Voltar a tocar depois de ficar dois anos sem fazer uma das coisas que me dá mais prazer na vida vem sendo algo muito difícil, principalmente, porque a pandemia não acabou, mas ao mesmo tempo a gente também não pode sofrer como se fôssemos os únicos culpados disso tudo. As bandas não têm culpa por uma pandemia mundial, o underground não tem culpa, os produtores de cultura, as casas de shows, enfim, quem trabalha com artistas de uma maneira geral não têm culpa pela pandemia e muito menos pela desordem causada por esse governo fascista….
Então, é difícil, a gente, de uma maneira geral, ter que pagar um preço tão alto que é deixar de viver o que a gente sonha por causa disso tudo… Mas tá todo mundo vacinado, com duas, três, quantas doses forem necessárias, e é esse misto de sentimentos: eu tenho me sentido muito receoso, mas não pretendo parar de tocar.
Espero que todo mundo fique bem e, por favor, negacionistas, fiquem em casa, ou melhor, nem existam. Acho que o hardcore não tem espaço pra isso, né?
E quais os próximos planos da Plastic Fire em relação a lançamentos e turnê?
A gente vai tentar manter esse ritmo “invisível” de lançamentos (risos). Temos mais algumas coisas para lançar antes de sair o trabalho completo. Estamos lançando as músicas aos poucos porque ainda falta gravar algumas coisas e estamos pensando nas artes e como alcançar novos públicos, mas, aos pouquinhos… Acho que a pandemia nos ensinou a não ir com tanta sede ao pote e a se replanejar sempre.

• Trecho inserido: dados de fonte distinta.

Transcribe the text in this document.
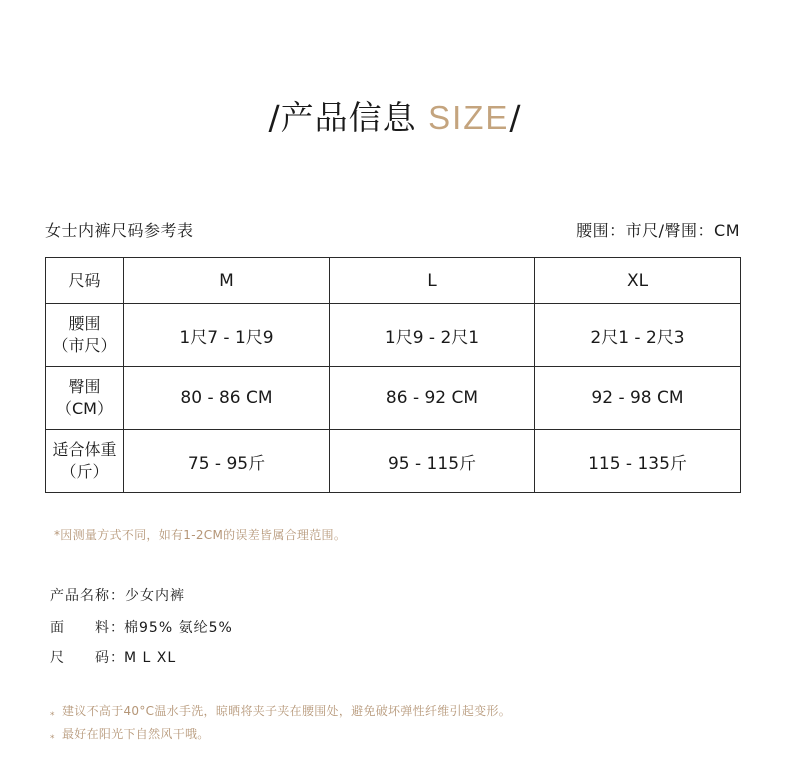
/产品信息 SIZE/
女士内裤尺码参考表	腰围：市尺/臀围：CM
尺码	M	L	XL
腰围
（市尺）	1尺7 - 1尺9	1尺9 - 2尺1	2尺1 - 2尺3
臀围
（CM）	80 - 86 CM	86 - 92 CM	92 - 98 CM
适合体重
（斤）	75 - 95斤	95 - 115斤	115 - 135斤
*因测量方式不同，如有1-2CM的误差皆属合理范围。
产品名称：少女内裤
面　　料：棉95% 氨纶5%
尺　　码：M L XL
* 建议不高于40°C温水手洗，晾晒将夹子夹在腰围处，避免破坏弹性纤维引起变形。
* 最好在阳光下自然风干哦。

A ideia é tocar muito, tocar em todos os lugares possíveis, com outras bandas, com as mesmas bandas, os velhos amigos de sempre… E tem sido muito legal, eu estou muito feliz com essa formação, acho que os meninos também estão felizes e empolgados. Tem sido uma produção real de felicidade, então, que a gente possa tocar e rever as pessoas, tocar em festivais e alcançar todo mundo, e que todos fiquem muito bem, melhorados e sem o Bolsonaro na presidência, por favor.